The E-Team consisted of two graduate students in engineering. They worked with an industrial engineering faculty member and the director of minimal invasive surgery at the Magee-Women's Hospital in Pittsburgh.

Improved Foot Sensor

Johns Hopkins University, 2001 - $8,200

Roughly 1.4 million lower extremity fractures, including 950,000 to the ankle, occur annually in the US. The majority of these musculoskeletal injuries require some type of physical therapy. Because the total cost involved in diagnosis, surgery, or rehabilitation of such injuries amounts to billions of dollars, this E-Team from John Hopkins University developed a low-cost foot sensor that aids patients in recovery.
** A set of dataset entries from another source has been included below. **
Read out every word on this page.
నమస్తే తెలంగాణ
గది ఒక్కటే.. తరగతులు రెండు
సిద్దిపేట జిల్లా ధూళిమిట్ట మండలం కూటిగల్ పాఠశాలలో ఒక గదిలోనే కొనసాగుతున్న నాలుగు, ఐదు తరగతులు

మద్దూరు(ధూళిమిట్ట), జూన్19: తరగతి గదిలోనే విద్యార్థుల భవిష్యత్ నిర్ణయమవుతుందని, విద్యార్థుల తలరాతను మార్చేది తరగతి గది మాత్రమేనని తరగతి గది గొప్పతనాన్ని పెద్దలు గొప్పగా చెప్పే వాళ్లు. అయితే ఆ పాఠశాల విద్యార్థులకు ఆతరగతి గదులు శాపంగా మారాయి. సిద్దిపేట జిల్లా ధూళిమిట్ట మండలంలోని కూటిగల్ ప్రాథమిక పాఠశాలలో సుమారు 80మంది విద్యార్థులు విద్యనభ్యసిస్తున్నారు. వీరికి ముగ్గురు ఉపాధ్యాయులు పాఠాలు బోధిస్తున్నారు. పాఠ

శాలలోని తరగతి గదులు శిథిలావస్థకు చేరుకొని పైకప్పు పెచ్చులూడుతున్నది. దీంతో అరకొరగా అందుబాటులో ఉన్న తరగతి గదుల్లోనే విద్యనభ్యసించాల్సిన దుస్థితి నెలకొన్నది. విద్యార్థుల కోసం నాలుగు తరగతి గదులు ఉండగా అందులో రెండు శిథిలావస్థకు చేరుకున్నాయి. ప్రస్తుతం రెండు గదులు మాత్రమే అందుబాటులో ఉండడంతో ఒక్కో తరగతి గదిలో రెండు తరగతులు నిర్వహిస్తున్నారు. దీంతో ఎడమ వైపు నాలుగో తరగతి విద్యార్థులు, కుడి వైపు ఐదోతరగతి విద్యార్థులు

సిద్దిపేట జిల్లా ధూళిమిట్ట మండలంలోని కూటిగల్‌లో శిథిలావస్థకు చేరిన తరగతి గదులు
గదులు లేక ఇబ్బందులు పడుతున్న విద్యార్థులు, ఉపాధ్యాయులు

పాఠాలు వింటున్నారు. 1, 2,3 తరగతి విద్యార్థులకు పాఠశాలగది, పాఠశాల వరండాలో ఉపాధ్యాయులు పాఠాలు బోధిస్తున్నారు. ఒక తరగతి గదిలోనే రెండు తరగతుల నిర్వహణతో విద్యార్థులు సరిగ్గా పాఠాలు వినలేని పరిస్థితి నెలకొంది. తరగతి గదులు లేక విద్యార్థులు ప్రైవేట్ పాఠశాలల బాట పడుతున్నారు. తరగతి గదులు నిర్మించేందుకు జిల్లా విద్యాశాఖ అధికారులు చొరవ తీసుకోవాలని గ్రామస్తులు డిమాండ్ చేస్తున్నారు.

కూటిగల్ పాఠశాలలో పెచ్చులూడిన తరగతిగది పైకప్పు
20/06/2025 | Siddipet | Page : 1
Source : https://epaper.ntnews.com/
Research shows that patients recover faster with limited weight-bearing programs, but gauging how much pressure to apply to the injury before doing harm is difficult. The team's foot sensor measured the pressure and alerted patients if they put too much pressure on their injury. Patients could adjust the pressure threshold according to the nature of the injury, the severity, and progress in rehabilitation.

The E-Team consisted of ten undergraduate students enrolled in a year-long biomedical engineering course sequence with skills in computer programming and computer, biomedical, and electrical engineering. The students worked under the umbrella of Homewood Biomedical Design Associates, a university-based corporation. An engineering professor worked with the team, along with an engineering lecturer, the clinical director of Physiotherapy Associates, and the president and founder of Venture Quest, Inc., a management firm.

Breast Augmentation Instrument - BME 590 Technical Entrepreneurship

University of Miami, 2001 - $9,800

This E-Team designed an instrument that eases the insertion of implants when using the transaxillary breast augmentation procedure. The device works by holding the implant in an upright position. The first prototype was made out of stainless steel. Eventually, the team planned to test that prototype in surgery and, depending on the results, take it to mass production.

Technical Entrepreneurship Portable Insulin Cooler

University of Miami, 2000 - $6,500

This grant supported the development of a prototype for a small, portable, battery-powered cooler for transporting heat- and cold-sensitive materials such as insulin for periods greater than forty-eight hours. The device was designed to be cost competitive with existing coolers using cooler packs, and offer greater temperature control, longer storage, and additional features, such as a syringe and blood sugar measuring equipment compartment. The market projected to be 50-100k units based on diabetic usage in the US. The E-Team was composed of five biomedical engineering students and faculty advisors from the department. The team worked with two companies that manufacture the key components of the device, a thermoelectric cooling system and moldable paraffin insulation.

Screening Probe System for Coronary Artery Disease

Case Western Reserve University, 2000 - $20,000

This grant supported the prototyping, further development, and commercialization planning of a gamma imaging system to assess the risk of coronary artery disease. The system, based on new gamma imaging sensor technology, is intended to compete with existing technologies such as stress testing, EKG and ECT imaging by providing a lower-cost, higher-resolution test.

Update: The team has incorporated as NeoMed Technologies, secured two patents and received over $700k in funding.